A 529 plan is not always the best choice for every situation. There are times when other investments are a better fit.

  • You’re not sure if your child will attend college. If you start a 529 plan when your child is young, you have no idea what their career interests will be when they graduate high school. If your child does not pursue additional education, you may lose all the tax benefits of the 529 plan.
  • You’re not sure how much money you’ll need to save for college. In the 10-year period from 2010 to 2020, college tuition increased 31.4 percent. The average cost of tuition at a public four-year college or university was $7,132. In 2020, that figure jumped to $9,375. This does not include room and board costs, fees or books. This rising cost of education makes it difficult to know how much you should contribute to a 529 plan.
  • You have investment experience and prefer to choose from a wide range of investment options rather than be limited to the investment strategy used in the state’s 529 plan.
  • You would lose out on federal financial aid. Since a 529 plan could reduce the federal aid your child would qualify for, they may miss out on receiving federal Direct Loans or Direct PLUS Loans or grants, like the Pell Grant or Federal Supplemental Educational Opportunity Grant.

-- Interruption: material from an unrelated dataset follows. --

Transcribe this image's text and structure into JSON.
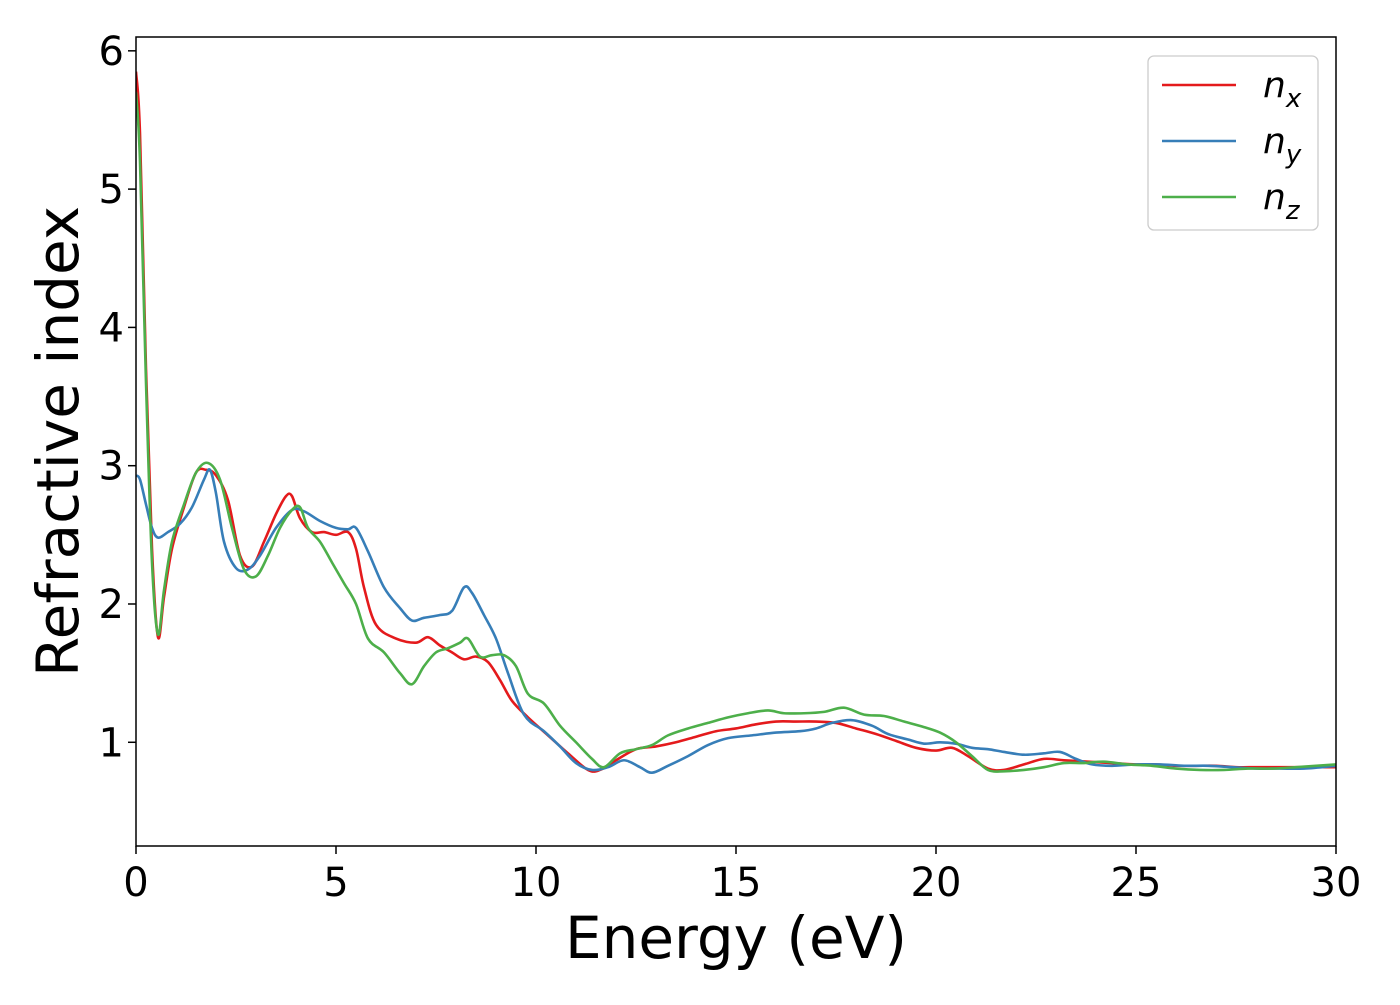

States that don’t offer 529 tax credits and deductions

Nine states do not offer 529 tax credits or deductions. They are:

  • Alaska
  • Florida
  • New Hampshire
  • Nevada
  • South Dakota
  • Tennessee
  • Texas
  • Washington
  • Wyoming

Four states do charge income tax but do not have a 529 deduction. They are:

  • California
  • Hawaii
  • Kentucky
  • New Hampshire

Alternatives to 529 plans

If you don’t think a 529 plan is the best option for you and your child, you can consider alternative options.

Brokerage account

A brokerage account is an investment account where you can contribute money and invest it in the stock market. When you withdraw funds, you will owe capital gains taxes on any profits, though you can use funds for any purpose — not just an education.

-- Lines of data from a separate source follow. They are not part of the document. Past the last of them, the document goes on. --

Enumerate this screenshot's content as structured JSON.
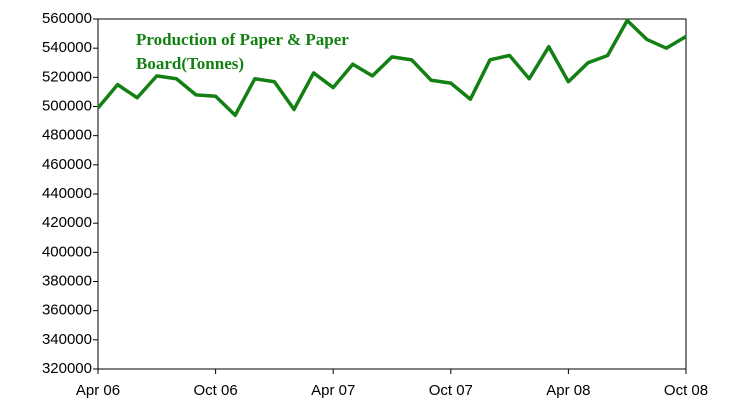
{
  "chart_data": {
    "type": "line",
    "title": "Production of Paper & Paper Board(Tonnes)",
    "categories": [
      "Apr 06",
      null,
      null,
      null,
      null,
      null,
      "Oct 06",
      null,
      null,
      null,
      null,
      null,
      "Apr 07",
      null,
      null,
      null,
      null,
      null,
      "Oct 07",
      null,
      null,
      null,
      null,
      null,
      "Apr 08",
      null,
      null,
      null,
      null,
      null,
      "Oct 08"
    ],
    "series": [
      {
        "name": "Production",
        "color": "#138013",
        "values": [
          499000,
          515000,
          506000,
          521000,
          519000,
          508000,
          507000,
          494000,
          519000,
          517000,
          498000,
          523000,
          513000,
          529000,
          521000,
          534000,
          532000,
          518000,
          516000,
          505000,
          532000,
          535000,
          519000,
          541000,
          517000,
          530000,
          535000,
          559000,
          546000,
          540000,
          548000
        ]
      }
    ],
    "ylim": [
      320000,
      560000
    ],
    "yticks": [
      320000,
      340000,
      360000,
      380000,
      400000,
      420000,
      440000,
      460000,
      480000,
      500000,
      520000,
      540000,
      560000
    ]
  }
}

Unlike with a 529 plan, no tax credits or deductions are available for brokerage accounts, which are also far more likely to impact your child’s eligibility for financial aid.

Roth IRA

A Roth IRA is a type of retirement account that uses after-tax dollars. You can withdraw contributions at any time without facing fees or penalties and withdraw without penalty if the earnings are used for educational expenses. The benefit of using a Roth IRA instead of a 529 plan is you’re not required to use the funds for educational costs, so it could be a good option if you’re not sure if your child will pursue secondary education or, if they do, how much money they’ll need.

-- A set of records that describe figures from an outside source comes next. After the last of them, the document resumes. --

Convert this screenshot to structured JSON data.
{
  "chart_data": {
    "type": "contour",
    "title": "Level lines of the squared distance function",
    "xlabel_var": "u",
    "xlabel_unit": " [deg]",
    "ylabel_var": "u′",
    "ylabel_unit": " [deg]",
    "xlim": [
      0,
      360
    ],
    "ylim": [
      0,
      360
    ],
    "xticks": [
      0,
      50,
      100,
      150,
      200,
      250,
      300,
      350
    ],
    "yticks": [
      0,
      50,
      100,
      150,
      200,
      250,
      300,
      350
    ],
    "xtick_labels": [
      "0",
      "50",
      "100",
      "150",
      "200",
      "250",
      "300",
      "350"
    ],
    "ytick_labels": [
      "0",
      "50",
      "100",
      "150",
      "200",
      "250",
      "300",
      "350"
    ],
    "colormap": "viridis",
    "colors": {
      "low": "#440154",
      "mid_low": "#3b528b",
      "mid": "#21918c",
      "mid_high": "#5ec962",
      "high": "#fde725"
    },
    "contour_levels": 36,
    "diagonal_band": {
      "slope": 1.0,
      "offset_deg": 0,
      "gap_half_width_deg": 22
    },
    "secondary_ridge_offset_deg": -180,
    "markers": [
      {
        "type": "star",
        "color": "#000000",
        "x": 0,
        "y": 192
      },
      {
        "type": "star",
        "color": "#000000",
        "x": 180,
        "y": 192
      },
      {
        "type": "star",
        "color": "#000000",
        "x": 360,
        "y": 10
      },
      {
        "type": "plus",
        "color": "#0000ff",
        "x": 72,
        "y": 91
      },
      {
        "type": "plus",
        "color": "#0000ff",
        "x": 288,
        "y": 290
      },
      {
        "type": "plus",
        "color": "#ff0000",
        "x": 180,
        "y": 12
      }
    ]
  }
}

However, a Roth IRA isn’t designed for college savings. It’s a retirement account, so any money you withdraw to pay college costs will eat into your retirement savings. Taking distributions may also hurt your child’s chances for financial aid.

Custodial account

A custodial account is a savings plan that allows a minor to take ownership of the account upon age 18 or 21, depending on each state’s rules. You can withdraw funds anytime if they are for the designated child’s benefit. When the child reaches adulthood, they can withdraw funds for any purpose.

Custodial accounts also offer tax advantages. Some earnings on the account are tax deductible. Once that threshold is reached, earnings are taxed partially at the adult’s and child’s tax rates.

The bottom line

While these programs have benefits, they also have drawbacks that make a 529 plan a bad idea for some families. Researching all the investment options before investing in a 529 plan is essential.